1.
Derretir la manteca en una olla grande a fuego medio-alto. Agregar la sal y las cebollas.Cocinarlas por unos 35 minutos o hasta que las cebollas estén caramelizadas. No se olvide revolver frecuentemente para evitar que se quemen las cebollas.
2.
Mezclar el caldo de pollo, el caldo de carne, el vino tinto y la salsa inglesa en una olla. Juntar el perejil, el tomillo y la hoja de laurel con una cuerda y sumergirlo en el caldo. Cocinar a fuego medio durante 20 minutos, revolviendo de vez en cuando. Retirar y desechar las hierbas. Reducir la temperatura a fuego a bajo y agregar el vinagre balsámico. Sazonar con sal y pimienta. Tapar la olla y seguir cocinado a fuego bien bajo mientras prepara el pan.
3.
Precalentar el horno a 180 C (moderado). Poner las rebanadas de pan en una bandeja de horno llevarlas al horno por 3 minutos de cada lado o hasta que el pan esté muy bien tostado. Retirar el pan del horno, pero no apagarlo.
4.
Poner 4 cazuelas (que se puedan meter al horno) en una bandeja de horno.

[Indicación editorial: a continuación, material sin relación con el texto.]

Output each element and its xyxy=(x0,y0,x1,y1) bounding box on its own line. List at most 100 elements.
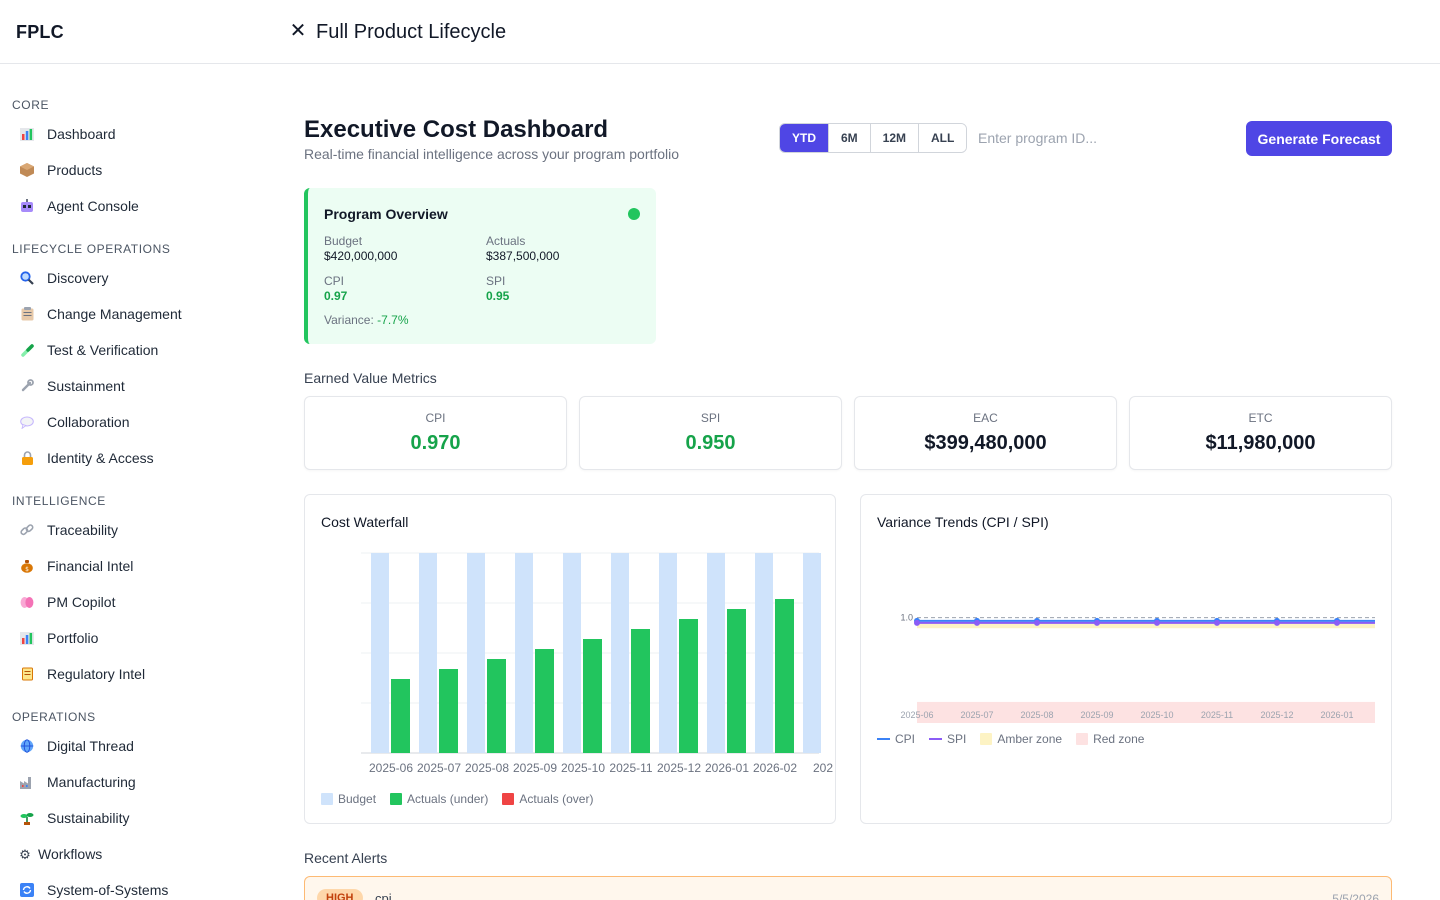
metric-card-etc: ETC $11,980,000 xyxy=(1129,396,1392,470)
x-tick-label: 202 xyxy=(813,761,833,775)
dashboard-subtitle: Real-time financial intelligence across … xyxy=(304,146,680,162)
legend-swatch xyxy=(321,793,333,805)
metric-label: ETC xyxy=(1248,411,1273,425)
legend-item-amber-zone: Amber zone xyxy=(980,732,1062,746)
x-tick-label: 2025-11 xyxy=(609,761,652,775)
sidebar-item-label: Dashboard xyxy=(47,126,116,142)
x-tick-label: 2025-11 xyxy=(1201,710,1233,720)
brand-logo[interactable]: FPLC xyxy=(16,22,64,42)
sidebar-item-manufacturing[interactable]: Manufacturing xyxy=(12,767,248,797)
range-button-all[interactable]: ALL xyxy=(919,124,967,152)
status-indicator xyxy=(628,208,640,220)
sidebar-section-operations: OPERATIONS xyxy=(12,710,96,724)
factory-icon xyxy=(18,773,36,791)
sidebar-item-financial-intel[interactable]: $ Financial Intel xyxy=(12,551,248,581)
sidebar-item-discovery[interactable]: Discovery xyxy=(12,263,248,293)
x-tick-label: 2026-01 xyxy=(705,761,749,775)
cycle-arrows-icon xyxy=(18,881,36,899)
recent-alerts-title: Recent Alerts xyxy=(304,850,388,866)
actual-bar xyxy=(727,609,746,753)
budget-bar xyxy=(803,553,821,753)
sidebar-item-label: Portfolio xyxy=(47,630,99,646)
legend-label: CPI xyxy=(895,732,916,746)
sidebar-item-label: Workflows xyxy=(38,846,103,862)
spi-point xyxy=(1034,619,1040,626)
bar-chart-icon xyxy=(18,125,36,143)
metric-card-eac: EAC $399,480,000 xyxy=(854,396,1117,470)
sidebar-item-sustainability[interactable]: Sustainability xyxy=(12,803,248,833)
legend-item-actuals-over: Actuals (over) xyxy=(502,792,593,806)
x-tick-label: 2026-01 xyxy=(1320,710,1353,720)
y-tick-label: 1.0 xyxy=(900,613,913,623)
program-id-input[interactable] xyxy=(968,124,1188,152)
main-content: Executive Cost Dashboard Real-time finan… xyxy=(304,64,1392,900)
legend-item-actuals-under: Actuals (under) xyxy=(390,792,488,806)
sidebar-item-sustainment[interactable]: Sustainment xyxy=(12,371,248,401)
variance-legend: CPI SPI Amber zone Red zone xyxy=(877,732,1158,746)
gear-icon: ⚙ xyxy=(19,846,31,862)
sidebar-item-test-verification[interactable]: Test & Verification xyxy=(12,335,248,365)
legend-label: Budget xyxy=(338,792,377,806)
legend-item-spi: SPI xyxy=(929,732,966,746)
legend-swatch xyxy=(390,793,403,805)
variance-label: Variance: xyxy=(324,313,374,327)
sidebar-item-regulatory-intel[interactable]: Regulatory Intel xyxy=(12,659,248,689)
panel-title: Variance Trends (CPI / SPI) xyxy=(877,514,1049,530)
budget-bar xyxy=(371,553,389,753)
budget-value: $420,000,000 xyxy=(324,249,398,263)
sidebar-item-traceability[interactable]: Traceability xyxy=(12,515,248,545)
sidebar-item-label: Digital Thread xyxy=(47,738,134,754)
legend-label: Actuals (over) xyxy=(519,792,594,806)
sidebar-item-products[interactable]: Products xyxy=(12,155,248,185)
alert-metric: cpi xyxy=(375,891,392,900)
scroll-icon xyxy=(18,665,36,683)
x-tick-label: 2025-12 xyxy=(1260,710,1293,720)
package-icon xyxy=(18,161,36,179)
sidebar-section-intelligence: INTELLIGENCE xyxy=(12,494,106,508)
variance-value: -7.7% xyxy=(377,313,409,327)
x-tick-label: 2025-06 xyxy=(369,761,413,775)
sidebar-item-workflows[interactable]: ⚙ Workflows xyxy=(12,839,248,869)
budget-bar xyxy=(563,553,581,753)
sidebar-item-agent-console[interactable]: Agent Console xyxy=(12,191,248,221)
legend-label: SPI xyxy=(947,732,967,746)
metric-value: $11,980,000 xyxy=(1205,432,1316,454)
close-icon[interactable]: ✕ xyxy=(289,20,307,42)
sidebar-section-lifecycle-operations: LIFECYCLE OPERATIONS xyxy=(12,242,171,256)
sidebar-item-dashboard[interactable]: Dashboard xyxy=(12,119,248,149)
sidebar-section-core: CORE xyxy=(12,98,50,112)
metric-value: 0.970 xyxy=(410,432,461,454)
x-tick-label: 2025-08 xyxy=(1020,710,1053,720)
sidebar-item-label: Change Management xyxy=(47,306,182,322)
spi-point xyxy=(974,619,980,626)
spi-point xyxy=(1094,619,1100,626)
range-button-6m[interactable]: 6M xyxy=(829,124,871,152)
sidebar-item-system-of-systems[interactable]: System-of-Systems xyxy=(12,875,248,900)
range-button-12m[interactable]: 12M xyxy=(870,124,920,152)
alert-item[interactable]: HIGH cpi 5/5/2026 xyxy=(304,876,1392,900)
metric-value: $399,480,000 xyxy=(924,432,1047,454)
sidebar-item-portfolio[interactable]: Portfolio xyxy=(12,623,248,653)
legend-swatch xyxy=(877,738,890,740)
sidebar-item-change-management[interactable]: Change Management xyxy=(12,299,248,329)
sidebar: CORE Dashboard Products Agent Console LI… xyxy=(0,65,260,900)
actual-bar xyxy=(535,649,554,753)
spi-value: 0.95 xyxy=(486,289,510,303)
legend-swatch xyxy=(502,793,515,805)
range-button-ytd[interactable]: YTD xyxy=(780,124,829,152)
top-bar: FPLC ✕ Full Product Lifecycle xyxy=(0,0,1440,64)
legend-swatch xyxy=(929,738,943,740)
sidebar-item-label: Sustainability xyxy=(47,810,130,826)
sidebar-item-collaboration[interactable]: Collaboration xyxy=(12,407,248,437)
sidebar-item-digital-thread[interactable]: Digital Thread xyxy=(12,731,248,761)
sidebar-item-label: Regulatory Intel xyxy=(47,666,146,682)
spi-point xyxy=(1274,619,1280,626)
generate-forecast-button[interactable]: Generate Forecast xyxy=(1246,121,1392,156)
red-zone xyxy=(917,701,1375,723)
spi-point xyxy=(1334,619,1340,626)
x-tick-label: 2025-12 xyxy=(657,761,701,775)
program-overview-card[interactable]: Program Overview Budget $420,000,000 Act… xyxy=(304,188,656,344)
sidebar-item-identity-access[interactable]: Identity & Access xyxy=(12,443,248,473)
sidebar-item-label: Collaboration xyxy=(47,414,130,430)
sidebar-item-pm-copilot[interactable]: PM Copilot xyxy=(12,587,248,617)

Llenar cada plato hasta 2/3 del borde con sopa caliente. Poner 1 rebanada de pan tostado, 2 rebanadas de queso gruyere y ¼ del queso asiago o mozzarella encima de cada plato. Espolvorear un poco de pimentón arriba del queso.
5.
Meter los platos al horno y llevar al horno hasta que el queso haga burbujas y se gratine. El queso se va caer en cascada sobre los lados de los platos y formará un sello al gratinar. Servir de inmediato.